At the Atlantic Coast Conference men’s tournament in New London, N.C., Boston College junior John Jackopsic tied for 21st with rounds of 74-68-74 as the Eagles finished 12th in the team competition, which was won by Georgia Tech.

Damage control

Next week marks the 41st playing of the Players Championship, and a Golf Channel report on Wednesday detailed five greens at TPC Sawgrass still suffering from noticeable damage after the “misapplication of a product to help manage density and root development during the colder winter period.” The holes impacted are reportedly Nos. 4, 9, 11, 12, and 14. Not what PGA Tour officials are hoping for at their marquee event . . . This week is the last chance for someone to play their way into the Players field. The winner of the Wells Fargo Championship gets in if he’s not already exempt . . . Rory McIlroy has dropped to No. 11 in this week’s world rankings, the first time in three years he’s been outside the top 10.

In good company


In 2005, the last time the US Open was held at Pinehurst No. 2, more than 9,000 submitted entries, the first time that number had ever been eclipsed.
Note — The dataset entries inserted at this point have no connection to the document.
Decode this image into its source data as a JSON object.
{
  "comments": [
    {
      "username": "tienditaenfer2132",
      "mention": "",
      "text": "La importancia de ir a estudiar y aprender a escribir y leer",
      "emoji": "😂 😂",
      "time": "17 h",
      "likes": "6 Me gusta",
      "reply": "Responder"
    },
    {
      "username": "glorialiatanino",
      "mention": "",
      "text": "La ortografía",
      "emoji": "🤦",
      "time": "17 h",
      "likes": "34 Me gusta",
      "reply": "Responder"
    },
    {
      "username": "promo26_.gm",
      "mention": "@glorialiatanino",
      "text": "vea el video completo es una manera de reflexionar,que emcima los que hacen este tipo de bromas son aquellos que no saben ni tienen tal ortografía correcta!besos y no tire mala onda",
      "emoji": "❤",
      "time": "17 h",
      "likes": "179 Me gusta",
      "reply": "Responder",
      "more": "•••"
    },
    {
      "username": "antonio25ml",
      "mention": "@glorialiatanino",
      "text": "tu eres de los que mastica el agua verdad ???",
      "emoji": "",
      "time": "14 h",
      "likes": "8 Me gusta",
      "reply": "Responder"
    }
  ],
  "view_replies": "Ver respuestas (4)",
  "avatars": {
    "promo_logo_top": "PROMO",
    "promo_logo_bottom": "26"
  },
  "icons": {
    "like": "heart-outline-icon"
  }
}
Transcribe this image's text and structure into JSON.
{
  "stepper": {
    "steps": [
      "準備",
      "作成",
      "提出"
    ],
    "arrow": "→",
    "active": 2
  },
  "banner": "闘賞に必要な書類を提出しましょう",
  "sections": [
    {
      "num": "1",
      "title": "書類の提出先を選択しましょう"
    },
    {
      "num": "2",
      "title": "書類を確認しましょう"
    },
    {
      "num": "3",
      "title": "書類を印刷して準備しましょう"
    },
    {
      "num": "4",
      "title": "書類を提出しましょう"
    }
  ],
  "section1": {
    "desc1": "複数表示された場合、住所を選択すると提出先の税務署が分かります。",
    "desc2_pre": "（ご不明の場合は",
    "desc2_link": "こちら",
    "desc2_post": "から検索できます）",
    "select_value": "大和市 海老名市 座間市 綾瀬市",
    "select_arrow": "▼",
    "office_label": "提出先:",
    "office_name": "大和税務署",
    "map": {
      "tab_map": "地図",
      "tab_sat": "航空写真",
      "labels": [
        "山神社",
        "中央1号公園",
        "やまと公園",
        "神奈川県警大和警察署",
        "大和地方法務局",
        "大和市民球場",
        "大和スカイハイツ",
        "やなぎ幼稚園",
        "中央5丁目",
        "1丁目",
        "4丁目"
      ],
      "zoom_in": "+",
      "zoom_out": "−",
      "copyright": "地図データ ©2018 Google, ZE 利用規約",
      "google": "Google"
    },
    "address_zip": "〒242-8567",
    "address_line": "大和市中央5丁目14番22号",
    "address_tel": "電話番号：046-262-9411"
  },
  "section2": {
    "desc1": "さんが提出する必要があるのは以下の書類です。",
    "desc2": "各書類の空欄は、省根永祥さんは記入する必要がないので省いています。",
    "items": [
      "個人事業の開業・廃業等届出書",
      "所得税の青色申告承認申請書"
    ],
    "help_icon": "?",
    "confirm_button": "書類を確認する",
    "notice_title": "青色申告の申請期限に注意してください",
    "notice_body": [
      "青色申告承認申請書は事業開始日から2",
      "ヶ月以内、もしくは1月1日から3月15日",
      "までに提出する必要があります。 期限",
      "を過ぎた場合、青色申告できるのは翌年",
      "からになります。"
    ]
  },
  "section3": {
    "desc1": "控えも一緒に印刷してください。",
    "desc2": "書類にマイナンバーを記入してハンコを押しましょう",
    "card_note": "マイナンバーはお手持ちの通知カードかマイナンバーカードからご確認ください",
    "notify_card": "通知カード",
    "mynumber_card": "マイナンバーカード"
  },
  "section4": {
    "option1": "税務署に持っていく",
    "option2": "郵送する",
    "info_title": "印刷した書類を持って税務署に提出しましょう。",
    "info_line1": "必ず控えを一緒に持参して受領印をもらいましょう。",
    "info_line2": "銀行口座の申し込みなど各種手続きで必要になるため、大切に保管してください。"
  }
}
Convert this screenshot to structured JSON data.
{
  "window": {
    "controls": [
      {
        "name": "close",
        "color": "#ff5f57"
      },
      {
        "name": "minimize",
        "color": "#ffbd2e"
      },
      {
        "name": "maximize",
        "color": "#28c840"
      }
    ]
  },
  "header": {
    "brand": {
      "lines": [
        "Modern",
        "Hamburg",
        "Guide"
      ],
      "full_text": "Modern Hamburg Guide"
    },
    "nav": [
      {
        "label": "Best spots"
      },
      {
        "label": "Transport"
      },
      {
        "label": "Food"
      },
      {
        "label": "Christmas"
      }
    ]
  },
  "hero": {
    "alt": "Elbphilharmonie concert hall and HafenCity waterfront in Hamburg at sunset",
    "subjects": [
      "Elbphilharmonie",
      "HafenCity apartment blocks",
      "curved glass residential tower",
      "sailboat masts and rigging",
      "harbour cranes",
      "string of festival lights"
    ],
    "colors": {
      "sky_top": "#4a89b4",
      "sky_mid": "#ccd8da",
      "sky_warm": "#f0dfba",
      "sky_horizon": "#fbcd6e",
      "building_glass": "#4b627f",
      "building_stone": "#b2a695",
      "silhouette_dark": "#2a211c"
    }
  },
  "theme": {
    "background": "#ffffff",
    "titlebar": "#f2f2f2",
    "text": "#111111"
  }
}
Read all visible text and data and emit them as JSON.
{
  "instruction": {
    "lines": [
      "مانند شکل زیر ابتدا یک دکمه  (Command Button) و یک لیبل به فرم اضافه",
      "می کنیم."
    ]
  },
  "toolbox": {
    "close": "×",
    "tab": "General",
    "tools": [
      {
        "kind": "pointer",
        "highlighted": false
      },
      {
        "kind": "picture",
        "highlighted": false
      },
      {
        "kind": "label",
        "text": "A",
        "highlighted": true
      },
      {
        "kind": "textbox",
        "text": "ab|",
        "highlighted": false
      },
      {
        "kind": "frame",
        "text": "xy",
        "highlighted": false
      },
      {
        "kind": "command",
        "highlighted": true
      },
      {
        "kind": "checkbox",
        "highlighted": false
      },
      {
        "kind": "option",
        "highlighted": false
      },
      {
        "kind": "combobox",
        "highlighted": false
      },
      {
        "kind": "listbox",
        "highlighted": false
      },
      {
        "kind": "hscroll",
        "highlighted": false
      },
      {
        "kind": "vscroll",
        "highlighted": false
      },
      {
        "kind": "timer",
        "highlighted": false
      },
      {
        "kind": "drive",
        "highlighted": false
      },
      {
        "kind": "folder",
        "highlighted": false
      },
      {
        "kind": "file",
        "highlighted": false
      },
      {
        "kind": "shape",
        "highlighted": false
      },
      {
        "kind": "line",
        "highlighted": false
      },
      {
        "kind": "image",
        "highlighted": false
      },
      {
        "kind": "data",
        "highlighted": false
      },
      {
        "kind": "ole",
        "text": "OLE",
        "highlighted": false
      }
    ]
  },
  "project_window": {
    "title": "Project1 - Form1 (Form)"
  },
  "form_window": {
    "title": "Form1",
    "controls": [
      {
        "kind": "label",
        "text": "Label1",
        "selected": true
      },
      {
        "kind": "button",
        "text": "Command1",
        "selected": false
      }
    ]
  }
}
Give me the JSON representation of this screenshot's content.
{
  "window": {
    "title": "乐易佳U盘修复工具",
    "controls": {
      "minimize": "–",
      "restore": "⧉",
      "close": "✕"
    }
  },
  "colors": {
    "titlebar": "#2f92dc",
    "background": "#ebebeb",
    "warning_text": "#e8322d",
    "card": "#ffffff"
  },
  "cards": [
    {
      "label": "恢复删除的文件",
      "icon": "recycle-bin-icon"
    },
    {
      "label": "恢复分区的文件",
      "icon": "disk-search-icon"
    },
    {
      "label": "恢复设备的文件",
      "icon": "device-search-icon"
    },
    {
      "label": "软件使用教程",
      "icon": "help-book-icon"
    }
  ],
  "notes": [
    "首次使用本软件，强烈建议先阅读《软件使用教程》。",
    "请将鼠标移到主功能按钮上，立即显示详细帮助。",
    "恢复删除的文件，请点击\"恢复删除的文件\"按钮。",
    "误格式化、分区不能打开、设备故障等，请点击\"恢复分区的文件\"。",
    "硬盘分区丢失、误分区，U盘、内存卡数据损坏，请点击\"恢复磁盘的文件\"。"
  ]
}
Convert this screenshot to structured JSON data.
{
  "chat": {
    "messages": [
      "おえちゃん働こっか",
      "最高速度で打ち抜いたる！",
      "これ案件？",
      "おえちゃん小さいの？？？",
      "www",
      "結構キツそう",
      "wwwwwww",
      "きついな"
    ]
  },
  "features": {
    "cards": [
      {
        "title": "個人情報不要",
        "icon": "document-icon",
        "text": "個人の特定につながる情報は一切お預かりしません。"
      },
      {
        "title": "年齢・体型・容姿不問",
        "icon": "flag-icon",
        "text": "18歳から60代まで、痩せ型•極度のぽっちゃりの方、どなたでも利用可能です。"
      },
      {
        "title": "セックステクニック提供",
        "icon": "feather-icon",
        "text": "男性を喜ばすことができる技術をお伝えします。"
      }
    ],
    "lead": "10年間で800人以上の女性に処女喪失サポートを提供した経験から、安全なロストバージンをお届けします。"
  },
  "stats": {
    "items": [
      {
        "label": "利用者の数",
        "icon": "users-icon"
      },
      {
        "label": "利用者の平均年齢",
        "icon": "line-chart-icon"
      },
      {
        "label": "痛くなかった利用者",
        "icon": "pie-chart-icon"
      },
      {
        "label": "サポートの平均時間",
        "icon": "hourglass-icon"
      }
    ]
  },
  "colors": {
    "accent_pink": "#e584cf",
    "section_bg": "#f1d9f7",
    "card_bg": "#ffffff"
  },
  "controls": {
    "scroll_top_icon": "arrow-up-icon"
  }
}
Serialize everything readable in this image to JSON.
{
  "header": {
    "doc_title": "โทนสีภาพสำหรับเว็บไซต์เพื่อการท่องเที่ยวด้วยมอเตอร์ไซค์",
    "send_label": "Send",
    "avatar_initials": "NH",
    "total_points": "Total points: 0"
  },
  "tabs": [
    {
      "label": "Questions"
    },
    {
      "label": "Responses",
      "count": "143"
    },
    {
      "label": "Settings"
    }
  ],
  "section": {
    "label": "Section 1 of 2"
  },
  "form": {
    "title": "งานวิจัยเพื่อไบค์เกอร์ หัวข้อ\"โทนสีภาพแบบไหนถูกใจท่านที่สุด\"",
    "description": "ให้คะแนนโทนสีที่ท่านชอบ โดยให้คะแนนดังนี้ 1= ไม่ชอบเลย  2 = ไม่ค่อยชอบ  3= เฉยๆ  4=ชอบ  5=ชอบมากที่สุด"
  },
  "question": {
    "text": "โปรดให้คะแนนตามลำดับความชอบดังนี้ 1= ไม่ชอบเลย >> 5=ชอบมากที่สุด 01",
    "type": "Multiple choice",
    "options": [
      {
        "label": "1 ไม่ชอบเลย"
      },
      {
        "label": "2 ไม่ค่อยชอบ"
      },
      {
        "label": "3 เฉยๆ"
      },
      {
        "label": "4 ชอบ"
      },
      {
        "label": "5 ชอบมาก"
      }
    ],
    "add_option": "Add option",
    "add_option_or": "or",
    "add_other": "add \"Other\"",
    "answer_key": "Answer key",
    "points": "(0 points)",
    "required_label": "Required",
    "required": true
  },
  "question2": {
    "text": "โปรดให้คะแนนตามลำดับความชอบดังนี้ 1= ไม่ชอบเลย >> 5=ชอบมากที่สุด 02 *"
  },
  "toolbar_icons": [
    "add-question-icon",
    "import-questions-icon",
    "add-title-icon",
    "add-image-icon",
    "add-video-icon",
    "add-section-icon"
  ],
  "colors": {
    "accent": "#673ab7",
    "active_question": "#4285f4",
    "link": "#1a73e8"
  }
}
This year, with a return to Pinehurst No. 2, the number of entries has topped 10,000 for the first time. Last Wednesday was the deadline, and when 14-year-old Travis Wells submitted his online application 26 seconds before the cutoff, he was the last to enter, No. 10,127. The US Golf Association received entries from all 50 states and 75 foreign countries; 51 players are currently exempt into the US Open, which will be June 12-15. The previous record for US Open entries was a year ago, when 9,860 tried to play their way into the field at Merion Golf Club.

Cronin triumph

Brian Higgins and Mark O’Sullivan used an eagle at the 15th hole to take the lead, then birdied No. 18 to claim a one-stroke victory Tuesday at the Cronin Memorial, annually held at the Country Club of Halifax. Higgins and O’Sullivan finished 36 holes of the better-ball event with a 137 total (70-67), one shot better than Andy Horvitz and Herbie Aikens (71-67). In the Lambert Division (for combined team handicap indexes of 8.1 and higher), the team of Carl Sylvester and Brian Mahone (73-76) made a par on the third playoff hole to beat the approaching darkness and John Buceri and Paul Leahy (75-74). A field of 88 two-man teams braved the chilly, windy conditions, more commonly known as Cronin weather . . . It took three extra holes, but Frank Dully and Steve Bramlett finally have their victory in the New England PGA Pro-Pro Match Play championship. The Kernwood Country Club professionals, who lost in the final two years ago, beat the Rhode Island duo of Robert Tramonti (Triggs Memorial) and Brian Owens (North Kingstown) on Wednesday at LeBaron Hills Country Club in Plainville. The championship match went 21 holes, with neither team leading by more than one. Dully and Bramlett squared the match with a birdie at No. 16, and never led until they won . . . Thomas Smith (Paradise Golf) and Shayne Sakson (Cohasset Country Club) teamed to shoot an even-par 70 at Beverly Golf & Tennis Club and win the NEPGA Spring Meeting pro-pro event.